Version 3.5.0 (commemorating the 100 GitHub stars)

  • Added pulp as an embedded dependency, and updated its CBC solver with a custom compiled one from the latest sources.
  • Fixed some bug related to the OPF storage and results display in non-sequential mode.

Version 3.4.2

  • Fixed branch saving code (hopefully forever)
  • Fixed the loading of some properties that were missing.
  • Fixed the non-sequential OPF.

Version 3.4.1

  • Added branch voltage and angle drops in the power flow and power flow time series simulations.
  • Added cost profiles for the use in the OPF programs.
  • Fixed critical bug when applying profile to snapshot.
  • Fixed pySide related bug when converting dates.
  • Fixed ui bug when setting values in the profiles manually.

Version 3.4.0

  • Now when highlighting the selection, the buses on the schematic are selected. This feature allows to move buses in bulk after any selection kind.
  • Added feature to highlight buses based on any numeric property from the grid objects.
  • Added “master” delete from the schematic.

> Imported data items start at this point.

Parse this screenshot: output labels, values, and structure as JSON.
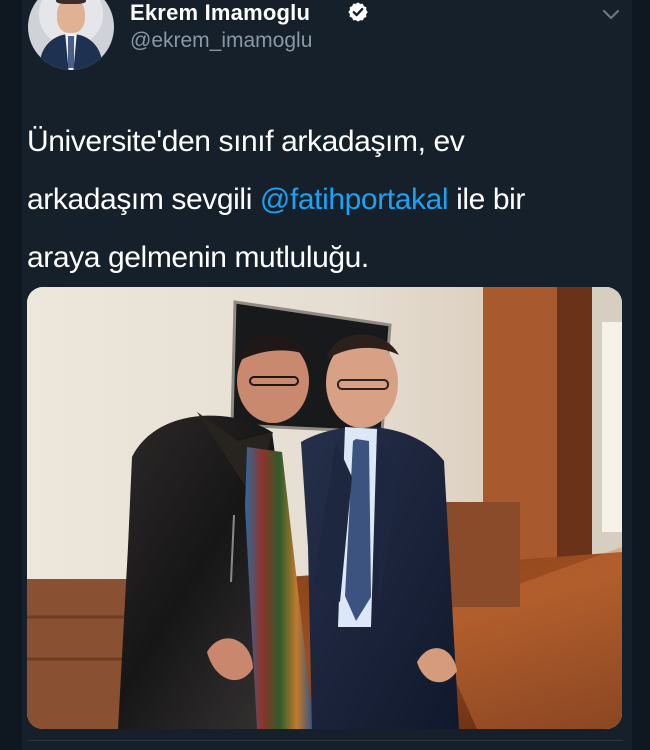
{
  "tweet": {
    "display_name": "Ekrem Imamoglu",
    "handle": "@ekrem_imamoglu",
    "text_line1": "Üniversite'den sınıf arkadaşım, ev",
    "text_line2_before": "arkadaşım sevgili ",
    "mention": "@fatihportakal",
    "text_line2_after": " ile bir",
    "text_line3": "araya gelmenin mutluluğu."
  },
  "icons": {
    "verified": "verified-badge-icon",
    "menu": "chevron-down-icon",
    "avatar": "profile-avatar"
  },
  "colors": {
    "background": "#15202b",
    "text": "#ffffff",
    "secondary": "#8899a6",
    "accent": "#1da1f2"
  }
}
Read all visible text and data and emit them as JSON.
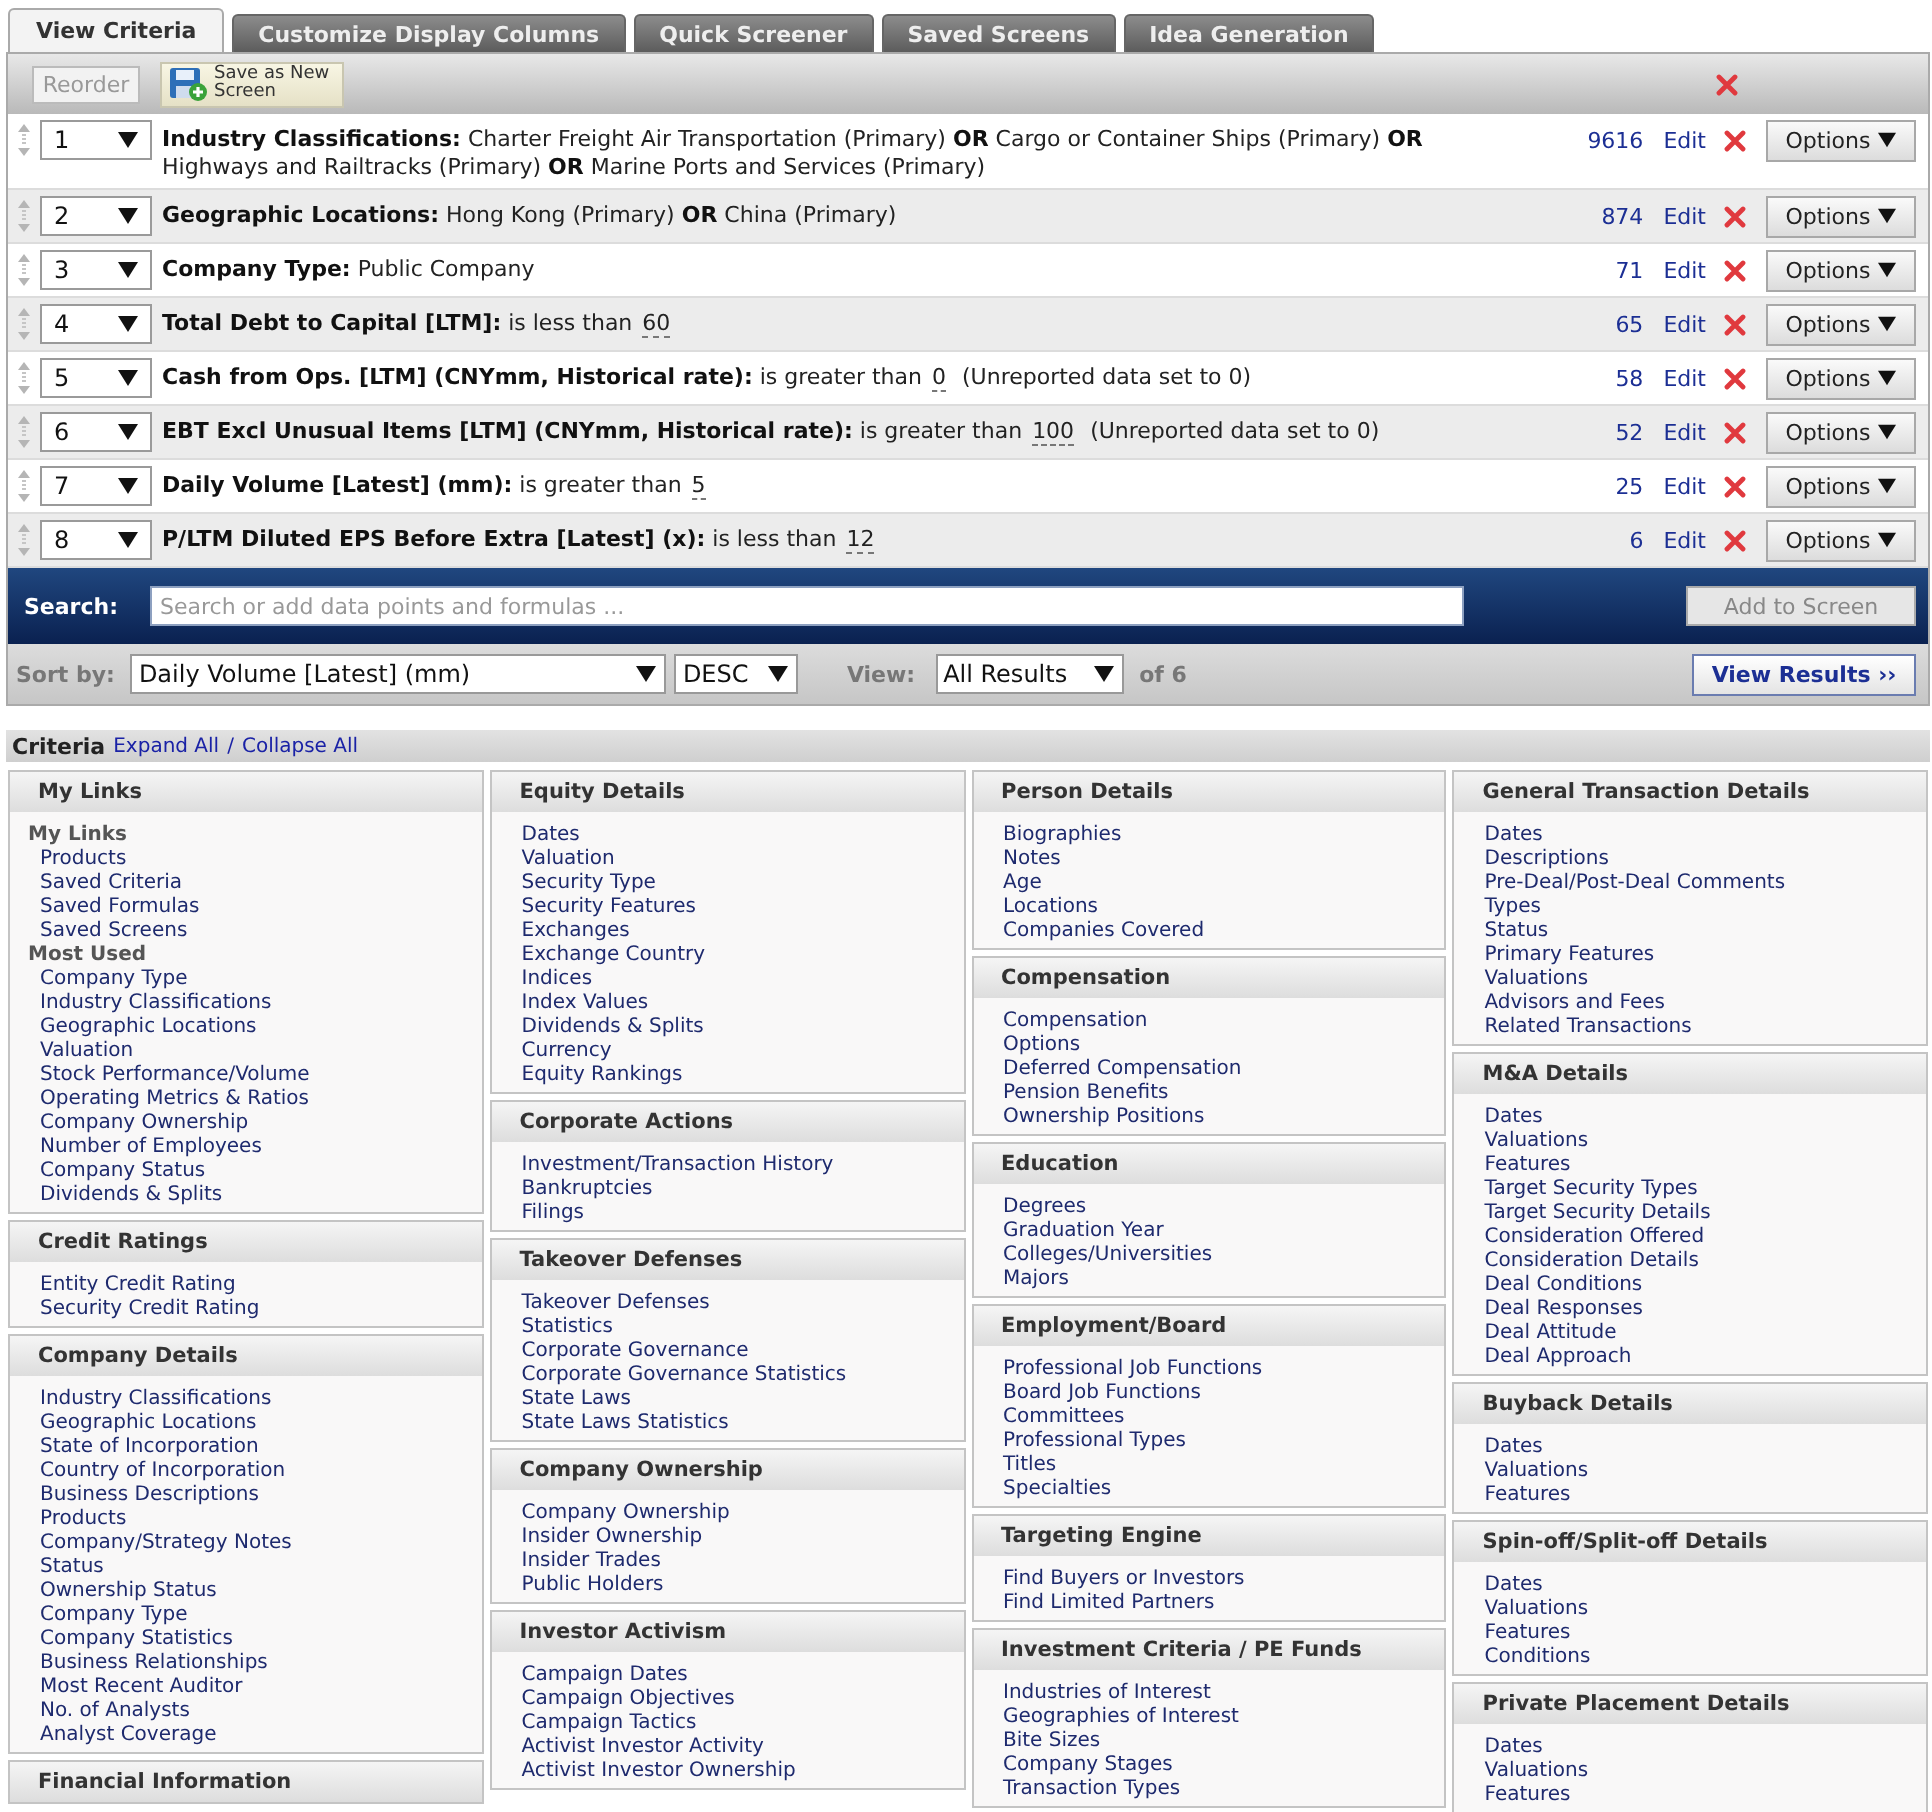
{
  "tabs": [
    {
      "label": "View Criteria",
      "selected": true
    },
    {
      "label": "Customize Display Columns",
      "selected": false
    },
    {
      "label": "Quick Screener",
      "selected": false
    },
    {
      "label": "Saved Screens",
      "selected": false
    },
    {
      "label": "Idea Generation",
      "selected": false
    }
  ],
  "toolbar": {
    "reorder": {
      "label": "Reorder",
      "disabled": true
    },
    "save": {
      "label": "Save as New Screen"
    }
  },
  "criteria_rows": [
    {
      "order": "1",
      "text": "**Industry Classifications:** Charter Freight Air Transportation (Primary) **OR** Cargo or Container Ships (Primary) **OR** Highways and Railtracks (Primary) **OR** Marine Ports and Services (Primary)",
      "count": "9616",
      "edit": "Edit",
      "options": "Options"
    },
    {
      "order": "2",
      "text": "**Geographic Locations:** Hong Kong (Primary) **OR** China (Primary)",
      "count": "874",
      "edit": "Edit",
      "options": "Options"
    },
    {
      "order": "3",
      "text": "**Company Type:** Public Company",
      "count": "71",
      "edit": "Edit",
      "options": "Options"
    },
    {
      "order": "4",
      "text": "**Total Debt to Capital [LTM]:** is less than",
      "value": "60",
      "count": "65",
      "edit": "Edit",
      "options": "Options"
    },
    {
      "order": "5",
      "text": "**Cash from Ops. [LTM] (CNYmm, Historical rate):** is greater than",
      "value": "0",
      "note": "(Unreported data set to 0)",
      "count": "58",
      "edit": "Edit",
      "options": "Options"
    },
    {
      "order": "6",
      "text": "**EBT Excl Unusual Items [LTM] (CNYmm, Historical rate):** is greater than",
      "value": "100",
      "note": "(Unreported data set to 0)",
      "count": "52",
      "edit": "Edit",
      "options": "Options"
    },
    {
      "order": "7",
      "text": "**Daily Volume [Latest] (mm):** is greater than",
      "value": "5",
      "count": "25",
      "edit": "Edit",
      "options": "Options"
    },
    {
      "order": "8",
      "text": "**P/LTM Diluted EPS Before Extra [Latest] (x):** is less than",
      "value": "12",
      "count": "6",
      "edit": "Edit",
      "options": "Options"
    }
  ],
  "search": {
    "label": "Search:",
    "placeholder": "Search or add data points and formulas ...",
    "button": {
      "label": "Add to Screen",
      "disabled": true
    }
  },
  "sort_bar": {
    "label": "Sort by:",
    "sort_field": "Daily Volume [Latest] (mm)",
    "direction": "DESC",
    "view_label": "View:",
    "view": "All Results",
    "of": "of 6",
    "button": "View Results ››"
  },
  "criteria_browser": {
    "title": "Criteria",
    "expand": "Expand All",
    "separator": "/",
    "collapse": "Collapse All",
    "columns": [
      {
        "panels": [
          {
            "title": "My Links",
            "groups": [
              {
                "heading": "My Links",
                "links": [
                  "Products",
                  "Saved Criteria",
                  "Saved Formulas",
                  "Saved Screens"
                ]
              },
              {
                "heading": "Most Used",
                "links": [
                  "Company Type",
                  "Industry Classifications",
                  "Geographic Locations",
                  "Valuation",
                  "Stock Performance/Volume",
                  "Operating Metrics & Ratios",
                  "Company Ownership",
                  "Number of Employees",
                  "Company Status",
                  "Dividends & Splits"
                ]
              }
            ]
          },
          {
            "title": "Credit Ratings",
            "links": [
              "Entity Credit Rating",
              "Security Credit Rating"
            ]
          },
          {
            "title": "Company Details",
            "links": [
              "Industry Classifications",
              "Geographic Locations",
              "State of Incorporation",
              "Country of Incorporation",
              "Business Descriptions",
              "Products",
              "Company/Strategy Notes",
              "Status",
              "Ownership Status",
              "Company Type",
              "Company Statistics",
              "Business Relationships",
              "Most Recent Auditor",
              "No. of Analysts",
              "Analyst Coverage"
            ]
          },
          {
            "title": "Financial Information"
          }
        ]
      },
      {
        "panels": [
          {
            "title": "Equity Details",
            "links": [
              "Dates",
              "Valuation",
              "Security Type",
              "Security Features",
              "Exchanges",
              "Exchange Country",
              "Indices",
              "Index Values",
              "Dividends & Splits",
              "Currency",
              "Equity Rankings"
            ]
          },
          {
            "title": "Corporate Actions",
            "links": [
              "Investment/Transaction History",
              "Bankruptcies",
              "Filings"
            ]
          },
          {
            "title": "Takeover Defenses",
            "links": [
              "Takeover Defenses",
              "Statistics",
              "Corporate Governance",
              "Corporate Governance Statistics",
              "State Laws",
              "State Laws Statistics"
            ]
          },
          {
            "title": "Company Ownership",
            "links": [
              "Company Ownership",
              "Insider Ownership",
              "Insider Trades",
              "Public Holders"
            ]
          },
          {
            "title": "Investor Activism",
            "links": [
              "Campaign Dates",
              "Campaign Objectives",
              "Campaign Tactics",
              "Activist Investor Activity",
              "Activist Investor Ownership"
            ]
          }
        ]
      },
      {
        "panels": [
          {
            "title": "Person Details",
            "links": [
              "Biographies",
              "Notes",
              "Age",
              "Locations",
              "Companies Covered"
            ]
          },
          {
            "title": "Compensation",
            "links": [
              "Compensation",
              "Options",
              "Deferred Compensation",
              "Pension Benefits",
              "Ownership Positions"
            ]
          },
          {
            "title": "Education",
            "links": [
              "Degrees",
              "Graduation Year",
              "Colleges/Universities",
              "Majors"
            ]
          },
          {
            "title": "Employment/Board",
            "links": [
              "Professional Job Functions",
              "Board Job Functions",
              "Committees",
              "Professional Types",
              "Titles",
              "Specialties"
            ]
          },
          {
            "title": "Targeting Engine",
            "links": [
              "Find Buyers or Investors",
              "Find Limited Partners"
            ]
          },
          {
            "title": "Investment Criteria / PE Funds",
            "links": [
              "Industries of Interest",
              "Geographies of Interest",
              "Bite Sizes",
              "Company Stages",
              "Transaction Types"
            ]
          }
        ]
      },
      {
        "panels": [
          {
            "title": "General Transaction Details",
            "links": [
              "Dates",
              "Descriptions",
              "Pre-Deal/Post-Deal Comments",
              "Types",
              "Status",
              "Primary Features",
              "Valuations",
              "Advisors and Fees",
              "Related Transactions"
            ]
          },
          {
            "title": "M&A Details",
            "links": [
              "Dates",
              "Valuations",
              "Features",
              "Target Security Types",
              "Target Security Details",
              "Consideration Offered",
              "Consideration Details",
              "Deal Conditions",
              "Deal Responses",
              "Deal Attitude",
              "Deal Approach"
            ]
          },
          {
            "title": "Buyback Details",
            "links": [
              "Dates",
              "Valuations",
              "Features"
            ]
          },
          {
            "title": "Spin-off/Split-off Details",
            "links": [
              "Dates",
              "Valuations",
              "Features",
              "Conditions"
            ]
          },
          {
            "title": "Private Placement Details",
            "links": [
              "Dates",
              "Valuations",
              "Features"
            ]
          }
        ]
      }
    ]
  }
}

Now any selection of buses from the schematic can be deleted at once.

Version 3.3.9

  • Improved object filtering.
  • Fixed critical bug involving the change to setuptools.

Version 3.3.7

  • Added filtering capabilities to the object browser.
  • Added Bus reduction.
  • Added bus highlight based on the object filtering.

Version 3.3.6

  • Continued to improved PSS/e .raw support.
  • Fixed the bug caused by PySide2 with the excel sheet selection window.

Version 3.3.5

  • Greatly improved PSS/e .raw file import support.

Version 3.3.4

  • The tower names are displayed correctly now.
  • Completely switched from PyQt5 to PySide2.
  • Added support for PSS/e RAW file format Version 29.
  • Overall bug fix.

Version 3.3.0

  • Now the branches and the buses have activation profiles. This allows to run time series where the topology changes. Only available for time series for the moment.
  • The branches now allow to profile their temperature. This allows to change the resistance to explore heat effects.
  • Added undo / redo to the profiles editor. This improves usability quite a bit.
  • Added csv files into zip files as the GridCal default format. This allows to use the same logic as with the excel files but with much faster saving and loading times. Especially suited for large grids with large profiles.
  • Added error logging for the power flow time series.
  • Massive refactoring of the the files in the program structure, hoping to provide a more intuitive interface.
  • Replace the internal profiles from Pandas DataFrames to numpy arrays. This makes the processing simpler and more robust.
  • Added rating to cables.
  • Changed the TransformerType inner property names to shorter ones.
  • Plenty of bug fixes.

This documentation is generated using Sphinx and autodoc.